The yen fluctuated against the dollar and euro after Bank of England Governor Mervyn King said currencies should be allowed to fluctuate based on monetary-stimulus measures, allaying concern the Group of 20 would criticize Japan for weakening its exchange rate. The pound slumped after the Bank of England said risks to the U.K.’s economic recovery were weighted to the downside. Sweden’s krona rallied after the central bank kept interest rates unchanged.
If the data shows the contraction is getting deeper, the economy is deteriorating -- that could see growth concerns resurface,” Eric Viloria, a senior currency strategist at Gain Capital Group LLC in New York, said in a telephone interview. “The focus has been on monetary policy, improving financial conditions, with the economy in the backdrop.”
The euro was little changed at $1.3452 at 5 p.m. in New York. The shared currency lost 0.1 percent to 125.64 yen. Japan’s currency added 0.1 percent to 93.39 per dollar after sliding to 94.46 on Feb. 11, the weakest level since May 5, 2010.
Japan’s currency has tumbled 17 percent in the past three months, the worst performer among 10 developed-nation currencies tracked by Bloomberg Correlation-Weighted Indexes. The dollar declined 1.9 percent and the euro rose 4.3 percent.
he pound fell against all of its 16 most-traded peers after King said the outlook for consumer prices is higher than was forecast in November and weak productivity is boosting domestic costs. Sterling dropped 0.8 percent to $1.5542 after declining to 1.5524, the lowest since Aug. 3.

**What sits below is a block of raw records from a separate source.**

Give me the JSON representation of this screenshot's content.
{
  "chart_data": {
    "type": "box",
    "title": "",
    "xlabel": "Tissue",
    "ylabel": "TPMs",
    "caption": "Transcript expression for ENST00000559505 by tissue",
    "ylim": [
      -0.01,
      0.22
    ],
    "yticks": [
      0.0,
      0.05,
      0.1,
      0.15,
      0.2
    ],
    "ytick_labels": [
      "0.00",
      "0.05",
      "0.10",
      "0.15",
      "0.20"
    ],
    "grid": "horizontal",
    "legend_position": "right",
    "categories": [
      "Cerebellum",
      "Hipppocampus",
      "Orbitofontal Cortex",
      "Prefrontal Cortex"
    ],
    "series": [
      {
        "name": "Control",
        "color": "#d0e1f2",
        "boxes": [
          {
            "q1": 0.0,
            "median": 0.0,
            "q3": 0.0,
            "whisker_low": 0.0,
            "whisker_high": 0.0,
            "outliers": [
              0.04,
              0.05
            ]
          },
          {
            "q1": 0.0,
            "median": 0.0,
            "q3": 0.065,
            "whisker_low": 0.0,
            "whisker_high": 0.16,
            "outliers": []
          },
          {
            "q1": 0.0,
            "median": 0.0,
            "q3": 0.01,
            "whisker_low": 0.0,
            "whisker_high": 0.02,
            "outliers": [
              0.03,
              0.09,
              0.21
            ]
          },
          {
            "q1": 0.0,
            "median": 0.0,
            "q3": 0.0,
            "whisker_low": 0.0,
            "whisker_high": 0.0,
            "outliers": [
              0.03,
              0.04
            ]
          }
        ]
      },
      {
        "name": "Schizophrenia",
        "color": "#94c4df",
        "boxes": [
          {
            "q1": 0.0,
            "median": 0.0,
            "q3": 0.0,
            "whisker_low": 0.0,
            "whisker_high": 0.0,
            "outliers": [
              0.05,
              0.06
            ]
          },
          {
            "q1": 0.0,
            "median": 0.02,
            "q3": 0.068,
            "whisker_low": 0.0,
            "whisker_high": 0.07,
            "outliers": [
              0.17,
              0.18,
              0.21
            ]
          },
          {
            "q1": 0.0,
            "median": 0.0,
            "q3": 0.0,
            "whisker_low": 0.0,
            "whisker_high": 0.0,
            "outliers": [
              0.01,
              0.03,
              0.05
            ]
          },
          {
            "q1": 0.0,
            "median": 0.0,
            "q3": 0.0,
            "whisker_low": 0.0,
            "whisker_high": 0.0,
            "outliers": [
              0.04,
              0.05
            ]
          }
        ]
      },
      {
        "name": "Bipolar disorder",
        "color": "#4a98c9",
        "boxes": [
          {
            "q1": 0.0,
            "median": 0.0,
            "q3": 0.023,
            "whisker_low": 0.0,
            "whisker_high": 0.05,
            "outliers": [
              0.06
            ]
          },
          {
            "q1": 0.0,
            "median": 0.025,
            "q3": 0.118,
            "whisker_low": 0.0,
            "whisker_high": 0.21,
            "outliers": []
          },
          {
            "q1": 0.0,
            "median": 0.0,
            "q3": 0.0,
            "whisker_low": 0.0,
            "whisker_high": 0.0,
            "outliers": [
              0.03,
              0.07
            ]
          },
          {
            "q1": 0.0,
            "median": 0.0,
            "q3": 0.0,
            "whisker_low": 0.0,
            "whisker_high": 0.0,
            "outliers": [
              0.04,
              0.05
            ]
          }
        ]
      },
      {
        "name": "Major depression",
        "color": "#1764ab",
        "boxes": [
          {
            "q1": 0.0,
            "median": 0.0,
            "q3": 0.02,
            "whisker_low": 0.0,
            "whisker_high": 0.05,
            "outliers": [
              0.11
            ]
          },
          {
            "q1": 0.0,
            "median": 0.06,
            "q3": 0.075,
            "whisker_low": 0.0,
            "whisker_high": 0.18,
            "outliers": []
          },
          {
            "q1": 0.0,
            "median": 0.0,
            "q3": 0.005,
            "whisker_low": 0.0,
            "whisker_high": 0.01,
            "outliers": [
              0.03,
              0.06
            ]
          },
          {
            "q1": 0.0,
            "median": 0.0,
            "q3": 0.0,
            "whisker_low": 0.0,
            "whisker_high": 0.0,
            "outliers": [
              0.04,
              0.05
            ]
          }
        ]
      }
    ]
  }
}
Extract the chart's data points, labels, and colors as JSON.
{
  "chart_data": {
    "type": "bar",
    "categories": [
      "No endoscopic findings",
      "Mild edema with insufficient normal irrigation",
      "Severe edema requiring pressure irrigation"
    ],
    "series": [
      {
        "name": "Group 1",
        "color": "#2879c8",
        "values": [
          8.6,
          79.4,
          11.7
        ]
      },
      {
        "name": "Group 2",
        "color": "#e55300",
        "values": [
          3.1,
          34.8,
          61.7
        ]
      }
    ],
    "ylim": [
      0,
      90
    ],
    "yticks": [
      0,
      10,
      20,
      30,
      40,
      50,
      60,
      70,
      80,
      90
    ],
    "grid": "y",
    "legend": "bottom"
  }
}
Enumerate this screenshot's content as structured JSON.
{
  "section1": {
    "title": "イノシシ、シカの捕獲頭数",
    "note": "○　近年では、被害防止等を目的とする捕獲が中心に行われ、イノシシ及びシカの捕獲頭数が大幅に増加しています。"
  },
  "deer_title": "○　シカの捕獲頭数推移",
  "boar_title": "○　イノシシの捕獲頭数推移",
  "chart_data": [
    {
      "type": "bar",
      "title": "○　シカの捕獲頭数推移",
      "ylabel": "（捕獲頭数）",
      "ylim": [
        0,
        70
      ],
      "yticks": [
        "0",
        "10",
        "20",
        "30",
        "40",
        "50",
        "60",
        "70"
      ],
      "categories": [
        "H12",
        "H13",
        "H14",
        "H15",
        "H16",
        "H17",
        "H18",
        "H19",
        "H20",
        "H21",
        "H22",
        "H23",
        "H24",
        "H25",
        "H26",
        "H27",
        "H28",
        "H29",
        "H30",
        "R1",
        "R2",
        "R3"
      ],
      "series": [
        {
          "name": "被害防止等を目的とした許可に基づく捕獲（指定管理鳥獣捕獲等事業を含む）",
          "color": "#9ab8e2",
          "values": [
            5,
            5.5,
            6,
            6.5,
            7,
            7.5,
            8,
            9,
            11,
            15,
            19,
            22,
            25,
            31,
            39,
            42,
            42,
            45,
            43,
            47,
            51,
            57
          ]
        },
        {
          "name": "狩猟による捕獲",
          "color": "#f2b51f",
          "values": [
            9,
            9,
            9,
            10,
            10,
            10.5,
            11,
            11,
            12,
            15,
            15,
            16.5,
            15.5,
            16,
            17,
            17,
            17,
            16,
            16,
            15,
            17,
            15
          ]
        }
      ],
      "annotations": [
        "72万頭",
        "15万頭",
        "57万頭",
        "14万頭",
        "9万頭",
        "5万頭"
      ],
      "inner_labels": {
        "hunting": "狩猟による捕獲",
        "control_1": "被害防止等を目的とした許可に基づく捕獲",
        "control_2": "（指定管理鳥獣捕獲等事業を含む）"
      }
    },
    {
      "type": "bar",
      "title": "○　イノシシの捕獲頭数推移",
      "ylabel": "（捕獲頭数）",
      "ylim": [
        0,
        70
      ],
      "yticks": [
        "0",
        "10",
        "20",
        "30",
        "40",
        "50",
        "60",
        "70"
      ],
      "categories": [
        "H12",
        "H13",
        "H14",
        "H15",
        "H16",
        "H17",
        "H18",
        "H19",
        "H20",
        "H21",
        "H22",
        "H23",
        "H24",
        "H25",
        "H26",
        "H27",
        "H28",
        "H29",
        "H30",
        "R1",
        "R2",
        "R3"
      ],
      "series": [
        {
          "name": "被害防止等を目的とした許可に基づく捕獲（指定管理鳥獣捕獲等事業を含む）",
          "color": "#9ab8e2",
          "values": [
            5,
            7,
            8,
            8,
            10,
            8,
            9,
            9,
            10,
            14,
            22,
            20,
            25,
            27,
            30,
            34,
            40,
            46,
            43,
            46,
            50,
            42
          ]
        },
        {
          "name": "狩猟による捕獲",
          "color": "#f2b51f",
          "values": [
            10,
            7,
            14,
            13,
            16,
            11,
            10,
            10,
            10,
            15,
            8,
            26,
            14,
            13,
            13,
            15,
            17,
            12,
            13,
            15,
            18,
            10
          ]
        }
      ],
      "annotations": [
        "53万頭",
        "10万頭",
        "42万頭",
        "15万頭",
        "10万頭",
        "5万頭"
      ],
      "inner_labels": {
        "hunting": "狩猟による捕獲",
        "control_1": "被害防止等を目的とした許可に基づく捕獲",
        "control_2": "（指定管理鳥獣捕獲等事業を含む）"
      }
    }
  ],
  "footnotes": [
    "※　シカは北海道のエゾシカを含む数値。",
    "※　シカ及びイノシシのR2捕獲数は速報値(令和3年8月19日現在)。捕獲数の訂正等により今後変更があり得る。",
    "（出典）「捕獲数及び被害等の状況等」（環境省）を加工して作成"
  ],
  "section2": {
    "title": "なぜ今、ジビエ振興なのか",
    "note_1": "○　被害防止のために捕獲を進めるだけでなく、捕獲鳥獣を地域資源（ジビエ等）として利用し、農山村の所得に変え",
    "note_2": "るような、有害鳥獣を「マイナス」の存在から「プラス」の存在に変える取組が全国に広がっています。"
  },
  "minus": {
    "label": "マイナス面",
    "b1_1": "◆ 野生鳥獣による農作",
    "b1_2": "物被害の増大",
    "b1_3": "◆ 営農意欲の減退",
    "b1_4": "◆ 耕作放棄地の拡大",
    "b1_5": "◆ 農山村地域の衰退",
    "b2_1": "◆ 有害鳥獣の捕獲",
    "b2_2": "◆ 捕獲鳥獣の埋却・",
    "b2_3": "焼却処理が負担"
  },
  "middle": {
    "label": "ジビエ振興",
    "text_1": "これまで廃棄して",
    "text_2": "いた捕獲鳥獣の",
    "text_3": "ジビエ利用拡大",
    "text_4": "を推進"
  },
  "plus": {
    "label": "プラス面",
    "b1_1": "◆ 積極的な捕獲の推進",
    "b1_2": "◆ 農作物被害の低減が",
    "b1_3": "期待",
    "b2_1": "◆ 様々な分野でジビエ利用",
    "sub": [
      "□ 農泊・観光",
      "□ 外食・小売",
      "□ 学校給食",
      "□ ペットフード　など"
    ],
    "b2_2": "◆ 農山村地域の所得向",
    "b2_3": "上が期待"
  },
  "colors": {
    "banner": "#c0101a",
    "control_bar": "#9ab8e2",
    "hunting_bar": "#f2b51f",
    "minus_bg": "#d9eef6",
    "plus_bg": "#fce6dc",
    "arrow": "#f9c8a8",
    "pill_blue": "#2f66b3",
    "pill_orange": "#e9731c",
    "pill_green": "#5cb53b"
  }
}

The krona climbed to a four-month high against the euro after the Riksbank refrained from monetary easing to weaken the currency. The Swedish currency rose as much as 1.4 percent to 8.4478 per euro, the strongest since Oct. 1.
“The Portugal premier sounded concerned about a sharp rise in unemployment, which is coming on the eve of tomorrow’s growth data from the euro zone,” Joe Manimbo, a market analyst at Western Union Business Solutions, a unit of Western Union Co., said by telephone from Washington, D.C.
The euro-area economy will shrink at a faster pace last quarter, the median forecast in a Bloomberg News Survey showed. Economists predict the 17-nation economy will contract by 0.4 percent, after reversing 0.1 percent last quarter.
The euro advanced earlier after the European Union’s statistics office said industrial production in the currency bloc increased 0.7 percent in December from the previous month, when it fell a revised 0.7 percent. Economists forecast a gain of 0.2 percent, according to a Bloomberg News Survey.
Markets are trying to “navigate the reality that everybody is trying to devalue their currencies,” Mohamed El-Erian, chief executive officer of Pacific Investment Management Co., said today in a Bloomberg Television interview with Betty Liu. “There is too much reliance on central banks, and currencies are the collateral damage.”